Dec 10, 2020 United States
Genesco: sales down but better than expected
Net sales for the third quarter of fiscal 2021 decreased by 11%. Genesco says this sales results exceeded expectations and translate the return of the company to profitability
"We successfully navigated with executional excellence through a back-to-school season like none other to deliver sales results that exceeded expectations and returned the Company to profitability. Journeys and Schuh performed well despite recent pressures, underscoring the strong strategic market positions and tremendous customer loyalty both have built over time, along with the ability to pivot and capitalize on the accelerated shift to online spending. At the same time, Johnston & Murphy's business has been slower to recover as the brand's competitive space faces stronger headwinds from the pandemic.
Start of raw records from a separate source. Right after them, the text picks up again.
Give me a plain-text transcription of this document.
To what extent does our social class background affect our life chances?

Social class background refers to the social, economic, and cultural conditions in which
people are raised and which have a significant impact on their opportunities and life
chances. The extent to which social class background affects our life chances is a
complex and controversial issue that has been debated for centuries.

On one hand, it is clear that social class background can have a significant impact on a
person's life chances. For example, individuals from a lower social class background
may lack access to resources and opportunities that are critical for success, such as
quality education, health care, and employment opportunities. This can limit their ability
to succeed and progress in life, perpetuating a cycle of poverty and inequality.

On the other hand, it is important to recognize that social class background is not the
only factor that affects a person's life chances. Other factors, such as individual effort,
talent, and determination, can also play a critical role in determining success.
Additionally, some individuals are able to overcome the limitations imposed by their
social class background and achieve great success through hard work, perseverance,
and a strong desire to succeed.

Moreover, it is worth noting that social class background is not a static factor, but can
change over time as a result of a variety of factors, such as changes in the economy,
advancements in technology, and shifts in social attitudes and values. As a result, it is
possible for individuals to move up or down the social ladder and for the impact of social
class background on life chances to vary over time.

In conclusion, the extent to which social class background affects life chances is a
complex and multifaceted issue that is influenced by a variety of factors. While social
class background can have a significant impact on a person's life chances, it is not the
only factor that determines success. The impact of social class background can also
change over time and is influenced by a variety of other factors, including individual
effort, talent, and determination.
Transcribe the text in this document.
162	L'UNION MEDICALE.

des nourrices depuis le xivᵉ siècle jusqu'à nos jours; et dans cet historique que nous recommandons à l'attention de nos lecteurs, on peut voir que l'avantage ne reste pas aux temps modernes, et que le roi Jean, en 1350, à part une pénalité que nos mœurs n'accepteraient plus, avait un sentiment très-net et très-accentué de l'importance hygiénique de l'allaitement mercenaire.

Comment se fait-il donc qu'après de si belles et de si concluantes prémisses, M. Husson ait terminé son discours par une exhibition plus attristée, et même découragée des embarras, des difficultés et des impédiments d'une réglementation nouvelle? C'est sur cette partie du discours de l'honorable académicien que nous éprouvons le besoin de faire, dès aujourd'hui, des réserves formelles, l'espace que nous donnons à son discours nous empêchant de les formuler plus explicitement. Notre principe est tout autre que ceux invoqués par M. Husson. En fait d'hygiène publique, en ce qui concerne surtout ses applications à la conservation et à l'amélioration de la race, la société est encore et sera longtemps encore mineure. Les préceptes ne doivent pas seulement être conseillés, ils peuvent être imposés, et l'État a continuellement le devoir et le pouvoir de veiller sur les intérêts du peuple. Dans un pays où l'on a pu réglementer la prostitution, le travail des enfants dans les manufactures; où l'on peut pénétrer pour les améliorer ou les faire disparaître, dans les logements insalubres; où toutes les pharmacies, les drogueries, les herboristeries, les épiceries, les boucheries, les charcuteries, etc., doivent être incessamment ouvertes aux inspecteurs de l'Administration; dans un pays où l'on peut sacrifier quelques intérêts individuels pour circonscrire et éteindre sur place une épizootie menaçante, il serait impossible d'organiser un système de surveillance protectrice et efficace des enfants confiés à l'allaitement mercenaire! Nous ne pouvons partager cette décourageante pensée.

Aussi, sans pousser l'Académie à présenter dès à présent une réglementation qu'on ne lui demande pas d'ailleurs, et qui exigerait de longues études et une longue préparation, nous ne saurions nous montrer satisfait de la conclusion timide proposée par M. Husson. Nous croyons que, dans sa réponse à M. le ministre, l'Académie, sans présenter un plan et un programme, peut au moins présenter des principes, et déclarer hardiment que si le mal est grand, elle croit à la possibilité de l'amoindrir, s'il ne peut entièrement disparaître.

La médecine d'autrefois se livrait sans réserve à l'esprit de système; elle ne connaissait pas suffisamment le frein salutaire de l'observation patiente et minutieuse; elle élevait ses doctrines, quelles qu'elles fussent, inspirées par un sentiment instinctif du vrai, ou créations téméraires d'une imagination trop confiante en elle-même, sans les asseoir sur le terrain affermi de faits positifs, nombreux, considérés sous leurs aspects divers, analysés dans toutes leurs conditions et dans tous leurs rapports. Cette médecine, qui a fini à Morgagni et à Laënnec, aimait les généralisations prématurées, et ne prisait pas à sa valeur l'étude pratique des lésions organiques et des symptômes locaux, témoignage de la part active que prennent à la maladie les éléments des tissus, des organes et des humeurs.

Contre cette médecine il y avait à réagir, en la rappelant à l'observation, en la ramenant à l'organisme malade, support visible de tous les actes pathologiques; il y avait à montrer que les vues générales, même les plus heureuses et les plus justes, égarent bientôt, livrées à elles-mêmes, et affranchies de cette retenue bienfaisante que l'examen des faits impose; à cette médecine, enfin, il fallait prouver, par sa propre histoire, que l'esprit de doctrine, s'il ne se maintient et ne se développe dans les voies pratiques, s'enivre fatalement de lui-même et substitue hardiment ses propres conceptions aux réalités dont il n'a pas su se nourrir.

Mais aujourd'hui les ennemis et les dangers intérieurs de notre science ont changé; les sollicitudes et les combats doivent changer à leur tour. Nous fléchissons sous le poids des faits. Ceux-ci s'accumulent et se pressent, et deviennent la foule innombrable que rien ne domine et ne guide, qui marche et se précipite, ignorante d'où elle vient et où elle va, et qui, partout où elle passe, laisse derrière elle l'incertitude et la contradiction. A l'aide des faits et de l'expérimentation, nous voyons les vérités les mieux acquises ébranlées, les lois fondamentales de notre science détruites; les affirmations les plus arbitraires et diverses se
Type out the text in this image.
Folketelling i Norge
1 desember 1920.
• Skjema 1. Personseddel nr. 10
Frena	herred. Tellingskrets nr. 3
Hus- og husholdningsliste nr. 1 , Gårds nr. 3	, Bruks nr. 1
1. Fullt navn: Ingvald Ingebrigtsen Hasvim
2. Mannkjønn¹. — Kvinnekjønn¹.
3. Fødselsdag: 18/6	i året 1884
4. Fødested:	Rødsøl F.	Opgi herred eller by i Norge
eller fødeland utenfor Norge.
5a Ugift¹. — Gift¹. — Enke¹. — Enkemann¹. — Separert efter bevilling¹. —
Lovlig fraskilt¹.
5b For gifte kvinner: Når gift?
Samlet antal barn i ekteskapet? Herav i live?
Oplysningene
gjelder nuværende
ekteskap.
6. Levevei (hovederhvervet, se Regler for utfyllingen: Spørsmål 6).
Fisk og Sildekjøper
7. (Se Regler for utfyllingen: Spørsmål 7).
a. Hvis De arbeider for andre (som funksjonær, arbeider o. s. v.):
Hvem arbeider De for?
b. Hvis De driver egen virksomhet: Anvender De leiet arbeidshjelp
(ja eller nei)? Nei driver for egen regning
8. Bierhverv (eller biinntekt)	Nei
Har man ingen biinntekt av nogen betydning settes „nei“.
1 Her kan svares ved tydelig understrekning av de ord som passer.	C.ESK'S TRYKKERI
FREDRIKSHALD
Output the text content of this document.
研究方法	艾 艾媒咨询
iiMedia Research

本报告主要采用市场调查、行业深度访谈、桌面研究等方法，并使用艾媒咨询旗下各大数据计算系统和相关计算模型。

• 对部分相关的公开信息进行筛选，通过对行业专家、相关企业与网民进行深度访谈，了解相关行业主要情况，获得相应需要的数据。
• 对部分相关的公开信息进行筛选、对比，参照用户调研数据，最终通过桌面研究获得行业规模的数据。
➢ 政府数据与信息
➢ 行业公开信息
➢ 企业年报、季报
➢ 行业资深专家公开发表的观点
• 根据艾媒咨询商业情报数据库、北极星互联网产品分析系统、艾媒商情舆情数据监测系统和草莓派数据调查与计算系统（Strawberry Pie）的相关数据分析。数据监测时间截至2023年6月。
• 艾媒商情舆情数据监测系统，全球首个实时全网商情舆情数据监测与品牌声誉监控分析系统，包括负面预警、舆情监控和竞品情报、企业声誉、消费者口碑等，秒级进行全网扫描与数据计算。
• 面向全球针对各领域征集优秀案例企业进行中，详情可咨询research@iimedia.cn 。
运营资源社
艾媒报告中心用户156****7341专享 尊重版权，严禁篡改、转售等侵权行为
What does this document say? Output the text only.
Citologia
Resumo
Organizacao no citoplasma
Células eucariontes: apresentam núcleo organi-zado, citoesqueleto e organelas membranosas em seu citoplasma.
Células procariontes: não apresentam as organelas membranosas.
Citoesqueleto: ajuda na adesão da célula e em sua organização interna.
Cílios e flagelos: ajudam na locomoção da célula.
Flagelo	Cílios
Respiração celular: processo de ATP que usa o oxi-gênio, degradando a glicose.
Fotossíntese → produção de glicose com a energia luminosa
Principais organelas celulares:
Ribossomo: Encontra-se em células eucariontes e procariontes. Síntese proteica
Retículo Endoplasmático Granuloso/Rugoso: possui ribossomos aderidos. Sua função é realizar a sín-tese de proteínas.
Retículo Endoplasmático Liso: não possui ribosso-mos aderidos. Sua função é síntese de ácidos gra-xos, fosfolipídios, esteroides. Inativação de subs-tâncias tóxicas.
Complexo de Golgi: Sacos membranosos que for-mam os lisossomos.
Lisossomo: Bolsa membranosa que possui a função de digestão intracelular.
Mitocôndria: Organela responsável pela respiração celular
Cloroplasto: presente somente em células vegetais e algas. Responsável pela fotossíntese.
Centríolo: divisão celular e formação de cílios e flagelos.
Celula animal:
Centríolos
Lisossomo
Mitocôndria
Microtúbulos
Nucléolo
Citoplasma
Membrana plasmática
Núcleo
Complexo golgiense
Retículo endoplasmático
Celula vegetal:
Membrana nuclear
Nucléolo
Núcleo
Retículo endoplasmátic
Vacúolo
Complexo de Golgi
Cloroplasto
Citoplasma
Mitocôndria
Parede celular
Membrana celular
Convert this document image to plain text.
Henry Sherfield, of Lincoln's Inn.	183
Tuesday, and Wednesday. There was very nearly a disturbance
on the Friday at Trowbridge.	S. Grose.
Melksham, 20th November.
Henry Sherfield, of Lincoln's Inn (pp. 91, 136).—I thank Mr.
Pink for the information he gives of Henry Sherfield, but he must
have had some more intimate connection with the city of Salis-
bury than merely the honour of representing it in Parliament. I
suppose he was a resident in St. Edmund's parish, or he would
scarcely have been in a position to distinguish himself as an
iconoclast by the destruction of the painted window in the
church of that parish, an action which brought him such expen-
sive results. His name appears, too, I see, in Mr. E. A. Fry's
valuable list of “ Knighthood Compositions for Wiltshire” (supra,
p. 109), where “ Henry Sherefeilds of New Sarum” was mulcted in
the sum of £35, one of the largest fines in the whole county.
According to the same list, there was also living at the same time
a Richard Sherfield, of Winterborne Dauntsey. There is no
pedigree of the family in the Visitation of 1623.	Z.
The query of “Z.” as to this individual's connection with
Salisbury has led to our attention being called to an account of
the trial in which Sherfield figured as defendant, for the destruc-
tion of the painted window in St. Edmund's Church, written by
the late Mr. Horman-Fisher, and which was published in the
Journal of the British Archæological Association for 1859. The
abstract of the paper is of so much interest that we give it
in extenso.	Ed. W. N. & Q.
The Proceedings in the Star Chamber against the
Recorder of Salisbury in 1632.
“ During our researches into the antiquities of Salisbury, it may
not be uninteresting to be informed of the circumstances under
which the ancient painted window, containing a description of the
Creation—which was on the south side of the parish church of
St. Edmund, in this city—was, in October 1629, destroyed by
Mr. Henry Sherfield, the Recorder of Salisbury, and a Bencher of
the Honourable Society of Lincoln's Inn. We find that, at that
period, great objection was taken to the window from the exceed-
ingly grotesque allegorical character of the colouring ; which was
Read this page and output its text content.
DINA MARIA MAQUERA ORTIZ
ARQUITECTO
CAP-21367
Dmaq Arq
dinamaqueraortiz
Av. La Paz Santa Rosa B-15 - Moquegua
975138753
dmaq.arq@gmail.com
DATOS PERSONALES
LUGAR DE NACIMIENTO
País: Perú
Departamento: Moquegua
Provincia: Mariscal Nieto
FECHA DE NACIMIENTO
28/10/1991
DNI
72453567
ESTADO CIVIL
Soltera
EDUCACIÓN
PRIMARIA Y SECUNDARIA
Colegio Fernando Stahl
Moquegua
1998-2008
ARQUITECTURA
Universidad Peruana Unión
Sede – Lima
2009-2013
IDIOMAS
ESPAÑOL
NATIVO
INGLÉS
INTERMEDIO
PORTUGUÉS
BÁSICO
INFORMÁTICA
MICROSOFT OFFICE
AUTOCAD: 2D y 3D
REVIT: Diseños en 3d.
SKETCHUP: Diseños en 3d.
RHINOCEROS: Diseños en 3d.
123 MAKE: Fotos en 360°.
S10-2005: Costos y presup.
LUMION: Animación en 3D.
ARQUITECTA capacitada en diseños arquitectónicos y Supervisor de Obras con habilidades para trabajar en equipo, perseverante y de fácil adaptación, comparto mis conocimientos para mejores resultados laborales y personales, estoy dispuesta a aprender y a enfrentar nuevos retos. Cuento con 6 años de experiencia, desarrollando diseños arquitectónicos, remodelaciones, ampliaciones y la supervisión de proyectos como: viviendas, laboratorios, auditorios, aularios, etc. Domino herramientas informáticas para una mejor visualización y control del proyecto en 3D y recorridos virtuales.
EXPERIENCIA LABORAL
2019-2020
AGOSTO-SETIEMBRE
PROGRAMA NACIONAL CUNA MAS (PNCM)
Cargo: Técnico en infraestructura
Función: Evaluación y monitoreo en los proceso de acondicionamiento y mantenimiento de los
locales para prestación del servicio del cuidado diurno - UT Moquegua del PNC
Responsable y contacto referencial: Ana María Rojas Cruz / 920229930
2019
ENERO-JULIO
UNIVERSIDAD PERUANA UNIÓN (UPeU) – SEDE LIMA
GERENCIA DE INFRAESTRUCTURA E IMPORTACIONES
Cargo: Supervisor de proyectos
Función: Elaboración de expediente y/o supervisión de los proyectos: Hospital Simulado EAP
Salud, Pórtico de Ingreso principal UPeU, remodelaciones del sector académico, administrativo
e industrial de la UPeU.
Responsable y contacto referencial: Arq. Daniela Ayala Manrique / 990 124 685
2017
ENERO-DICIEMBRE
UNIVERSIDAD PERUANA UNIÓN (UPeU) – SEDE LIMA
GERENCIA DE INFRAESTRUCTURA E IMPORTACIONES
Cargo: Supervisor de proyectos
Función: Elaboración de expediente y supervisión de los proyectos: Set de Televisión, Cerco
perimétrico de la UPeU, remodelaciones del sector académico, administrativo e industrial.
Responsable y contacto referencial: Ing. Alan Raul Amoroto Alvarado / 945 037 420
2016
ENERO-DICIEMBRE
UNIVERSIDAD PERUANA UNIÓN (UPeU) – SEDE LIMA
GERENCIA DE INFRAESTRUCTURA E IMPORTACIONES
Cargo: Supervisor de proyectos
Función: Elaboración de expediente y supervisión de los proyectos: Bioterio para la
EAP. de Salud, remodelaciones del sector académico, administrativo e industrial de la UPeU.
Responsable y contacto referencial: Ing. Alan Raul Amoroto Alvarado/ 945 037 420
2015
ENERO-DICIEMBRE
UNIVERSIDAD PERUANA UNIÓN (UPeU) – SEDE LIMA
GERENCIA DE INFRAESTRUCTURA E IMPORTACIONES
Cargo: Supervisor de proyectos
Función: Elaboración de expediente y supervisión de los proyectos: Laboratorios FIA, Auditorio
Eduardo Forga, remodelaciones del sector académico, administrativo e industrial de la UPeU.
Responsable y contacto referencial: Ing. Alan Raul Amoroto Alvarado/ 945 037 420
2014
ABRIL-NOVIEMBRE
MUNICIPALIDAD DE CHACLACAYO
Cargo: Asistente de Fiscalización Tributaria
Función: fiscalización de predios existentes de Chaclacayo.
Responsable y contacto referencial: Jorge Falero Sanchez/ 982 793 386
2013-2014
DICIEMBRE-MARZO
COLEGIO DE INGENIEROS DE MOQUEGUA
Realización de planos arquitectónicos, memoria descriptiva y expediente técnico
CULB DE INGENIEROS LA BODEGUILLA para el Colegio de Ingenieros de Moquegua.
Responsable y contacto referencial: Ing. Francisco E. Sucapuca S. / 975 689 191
Total net revenue decreased 11%, a meaningful improvement compared with our second quarter performance, as more stores were open and digital sales remained robust. With the decisive cost cutting actions we took early in the outbreak and one-time expense relief benefits, combined with better gross margins, solid profitability in our ecommerce channel and a lower tax rate, we dramatically improved our bottom line on a sequential basis with adjusted earnings per share coming in at 0.85 US dollars", commented Mimi E. Vaughn, Genesco Board Chair, President and Chief Executive Officer.


Third Quarter Review


Net sales for the third quarter of fiscal 2021 decreased by 11% totaling 479 million US dollars (compares to 537 million US dollars in the third quarter of Fiscal 2020).  This sales decrease was driven by lower store comps reflecting decreased back-to-school sales, continued pressure at Johnston & Murphy and the impact from store closures during the quarter, partially offset by digital comp growth of 62%. Stores were open about 95% of days.

Overall sales were down by 10% for Journeys, 3% at Schuh, and 45% at J&M while sales were up by 91% at Licensed Brands due to the Togast acquisition in the fourth quarter last year.

Third quarter gross margin this year was 47.1%, down 210 basis points, compared with 49.2% last year. The decrease as a percentage of sales is due primarily to the mix of our businesses, increased markdowns and inventory reserves at Johnston & Murphy and higher shipping and warehouse expense in all of our retail divisions driven by the increase in penetration of e-commerce, partially offset by decreased markdowns at Journeys.

Store Re-opening Update


As of the 4th of December 2020, Genesco is operating in 97% of its locations, including approximately 1 150 Journeys, 170 Johnston & Murphy and 110 Schuh locations.